Alarmingly also there appears to be no budget. With no identified new funding, what is it going to do? The people of the Great Ocean Road tell me that they need resources, they need infrastructure. These things need cash not committees. Worse still is the suggestion that existing revenue streams will be diverted to the new body. Money could be taken out of the communities on the Great Ocean Road and spent on funding offices, visions, strategy documents and partnership agreements.

Princetown, for example, currently earns nearly $200 000 a year from its caravan park. Will the new authority, bereft of other funding, continue to spend the money as Princetown does on the community itself—the sports clubs, the CFA—or will it go to consultants? I have no doubts on that score myself, I am sorry to say. It is already clear that no money will be saved, no duplication removed.

The minister in her second-reading speech in the Assembly noted that there would not be a single job lost, and the Premier’s press release following the bill’s passage in that house notes:

All staff working for existing committees of management that will be eventually incorporated into—

the Great Ocean Road Coast and Parks Authority—

… will retain their jobs, conditions and working locations.
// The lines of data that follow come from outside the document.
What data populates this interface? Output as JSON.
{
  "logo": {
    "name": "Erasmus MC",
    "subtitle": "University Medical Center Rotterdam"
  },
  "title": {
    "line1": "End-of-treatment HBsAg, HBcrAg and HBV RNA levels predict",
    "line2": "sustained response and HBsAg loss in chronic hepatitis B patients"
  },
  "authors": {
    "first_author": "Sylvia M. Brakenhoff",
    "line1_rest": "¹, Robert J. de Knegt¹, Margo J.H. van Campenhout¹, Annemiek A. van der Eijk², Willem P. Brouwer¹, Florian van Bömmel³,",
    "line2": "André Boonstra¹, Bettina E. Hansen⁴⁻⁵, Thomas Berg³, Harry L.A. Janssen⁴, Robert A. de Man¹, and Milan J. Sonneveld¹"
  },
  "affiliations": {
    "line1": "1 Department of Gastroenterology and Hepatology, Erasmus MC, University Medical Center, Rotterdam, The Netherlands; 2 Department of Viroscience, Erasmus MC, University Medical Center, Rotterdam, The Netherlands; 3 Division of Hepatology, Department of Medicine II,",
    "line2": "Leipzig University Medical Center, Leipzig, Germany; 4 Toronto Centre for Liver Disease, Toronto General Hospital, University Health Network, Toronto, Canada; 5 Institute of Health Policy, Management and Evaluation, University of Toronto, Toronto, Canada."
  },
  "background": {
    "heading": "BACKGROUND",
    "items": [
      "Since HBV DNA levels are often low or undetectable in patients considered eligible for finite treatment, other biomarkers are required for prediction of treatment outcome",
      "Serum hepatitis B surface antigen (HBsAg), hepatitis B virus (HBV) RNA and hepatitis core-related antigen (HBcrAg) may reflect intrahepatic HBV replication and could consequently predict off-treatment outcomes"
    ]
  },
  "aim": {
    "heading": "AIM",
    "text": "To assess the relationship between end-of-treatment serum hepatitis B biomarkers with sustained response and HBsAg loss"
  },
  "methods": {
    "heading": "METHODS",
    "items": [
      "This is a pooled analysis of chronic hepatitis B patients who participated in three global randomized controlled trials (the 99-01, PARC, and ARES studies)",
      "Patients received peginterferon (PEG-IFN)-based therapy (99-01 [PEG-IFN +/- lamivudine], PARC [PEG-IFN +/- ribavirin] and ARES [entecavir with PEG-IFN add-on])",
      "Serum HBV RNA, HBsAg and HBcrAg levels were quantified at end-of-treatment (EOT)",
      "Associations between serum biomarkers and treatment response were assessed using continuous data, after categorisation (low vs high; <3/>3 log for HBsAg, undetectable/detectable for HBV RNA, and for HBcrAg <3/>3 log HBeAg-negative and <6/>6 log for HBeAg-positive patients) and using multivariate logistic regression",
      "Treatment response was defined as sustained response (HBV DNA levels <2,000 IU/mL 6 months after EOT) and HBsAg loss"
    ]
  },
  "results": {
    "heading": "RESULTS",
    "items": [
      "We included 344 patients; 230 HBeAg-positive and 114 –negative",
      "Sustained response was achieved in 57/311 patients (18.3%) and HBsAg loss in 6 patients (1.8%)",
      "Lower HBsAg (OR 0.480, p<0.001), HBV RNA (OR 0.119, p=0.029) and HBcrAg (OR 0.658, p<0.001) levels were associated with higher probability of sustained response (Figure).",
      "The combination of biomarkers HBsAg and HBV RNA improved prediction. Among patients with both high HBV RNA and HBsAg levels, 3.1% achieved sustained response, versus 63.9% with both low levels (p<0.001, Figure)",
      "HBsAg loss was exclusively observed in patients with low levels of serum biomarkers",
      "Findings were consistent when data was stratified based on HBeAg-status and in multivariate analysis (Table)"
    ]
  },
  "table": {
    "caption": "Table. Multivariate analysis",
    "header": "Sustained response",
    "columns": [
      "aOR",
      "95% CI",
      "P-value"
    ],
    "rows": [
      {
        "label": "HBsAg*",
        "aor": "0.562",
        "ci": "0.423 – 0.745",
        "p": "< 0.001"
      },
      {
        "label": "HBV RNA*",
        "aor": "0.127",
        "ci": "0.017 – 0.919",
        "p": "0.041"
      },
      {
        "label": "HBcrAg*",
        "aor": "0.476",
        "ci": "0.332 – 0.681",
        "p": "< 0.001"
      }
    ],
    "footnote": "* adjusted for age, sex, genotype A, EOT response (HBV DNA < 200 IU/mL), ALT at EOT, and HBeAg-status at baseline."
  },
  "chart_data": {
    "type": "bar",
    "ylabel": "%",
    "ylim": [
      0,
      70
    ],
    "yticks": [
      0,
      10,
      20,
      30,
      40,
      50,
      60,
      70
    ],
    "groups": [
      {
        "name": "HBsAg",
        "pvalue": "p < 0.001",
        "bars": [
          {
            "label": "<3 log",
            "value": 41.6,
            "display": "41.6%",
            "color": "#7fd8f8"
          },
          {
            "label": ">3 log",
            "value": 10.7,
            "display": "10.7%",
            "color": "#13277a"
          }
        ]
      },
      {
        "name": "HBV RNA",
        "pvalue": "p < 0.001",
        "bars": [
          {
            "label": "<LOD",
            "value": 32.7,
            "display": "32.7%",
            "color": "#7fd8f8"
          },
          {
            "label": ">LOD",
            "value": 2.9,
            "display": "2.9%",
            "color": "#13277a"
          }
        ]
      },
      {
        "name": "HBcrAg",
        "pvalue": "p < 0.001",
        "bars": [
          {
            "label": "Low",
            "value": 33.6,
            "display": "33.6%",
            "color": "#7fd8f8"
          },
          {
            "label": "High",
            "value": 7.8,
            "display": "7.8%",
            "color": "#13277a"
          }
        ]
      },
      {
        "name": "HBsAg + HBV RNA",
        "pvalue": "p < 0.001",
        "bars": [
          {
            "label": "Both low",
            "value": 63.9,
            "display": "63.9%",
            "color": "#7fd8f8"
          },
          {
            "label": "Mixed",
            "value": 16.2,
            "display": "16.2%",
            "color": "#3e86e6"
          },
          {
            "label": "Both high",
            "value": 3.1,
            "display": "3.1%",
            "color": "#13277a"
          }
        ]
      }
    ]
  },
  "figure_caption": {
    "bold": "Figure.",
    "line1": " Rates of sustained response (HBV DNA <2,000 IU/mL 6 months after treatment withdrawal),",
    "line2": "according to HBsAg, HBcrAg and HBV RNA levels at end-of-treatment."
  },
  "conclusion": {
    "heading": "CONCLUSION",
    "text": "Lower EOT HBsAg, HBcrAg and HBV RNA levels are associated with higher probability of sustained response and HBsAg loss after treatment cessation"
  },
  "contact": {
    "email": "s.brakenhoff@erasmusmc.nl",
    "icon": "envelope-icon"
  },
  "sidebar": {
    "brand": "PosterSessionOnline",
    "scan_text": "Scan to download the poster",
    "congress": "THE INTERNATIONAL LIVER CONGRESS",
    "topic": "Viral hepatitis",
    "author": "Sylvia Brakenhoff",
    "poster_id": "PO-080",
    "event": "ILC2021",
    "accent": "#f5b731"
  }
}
How is that streamlining the operation? In short, this bill adds no new resources, cuts no bureaucracy—in fact it increases it—and in so doing dilutes the scarce resources that communities already have to meet their infrastructure challenges. In centralising the administration I have no doubt that the resources will be centralised too.

My next concern relates to the area covered. Surely the extent of the authority’s operations should be a decision for Parliament to make as we pass this bill, not the executive council. The powers and responsibilities are laid out in this bill, but with such significant consequences it seems extraordinary that the area covered is not clearly determined. The issue of planning powers makes it hugely significant to local councils and communities, and it strikes me as deeply inappropriate that a decision of such significance can be taken outside of Parliament. It is a further reason that I cannot support this bill before the house today.

Finally, I would like to touch upon the related point of representation and local control. Who will be in charge? The structure of the bill in my view will exclude the very local people who could wrest control back to their communities. It excludes all board or committee of management members of responsible entities—that is, the local bodies—from eligibility for appointment as directors of the authority. This is hugely counterproductive. It will result in capable local people being ineligible and the balance of directors therefore coming from outside the communities affected, most likely from inside the tram tracks of Melbourne. To add insult to injury, it then makes no provision for local input into decisions. There is a mechanism for consultation with Indigenous communities. There is provision for ministerial input, but there is a telling lack of any way for local people to become directly involved.

Given my fears for the composition of the authority’s board of directors, this is even more significant. We are told already that the authority’s headquarters will be in Torquay, as the Premier’s media statement in February revealed. This decision was clearly taken before the bill even came into the house, in itself a deeply presumptuous and arrogant way to operate. It is an inauspicious start for the authority that its operations are conducted that way, but one which I fear is entirely in keeping with this government’s methods.

I am voting against this bill because in its current form it fails to address the problems it sets out to resolve. Not only does it miss an important chance to improve the governance of the Great Ocean Road, but I am convinced that it will in fact duplicate more, centralise more, cost more and do less. I urge my colleagues to oppose this bill in every form.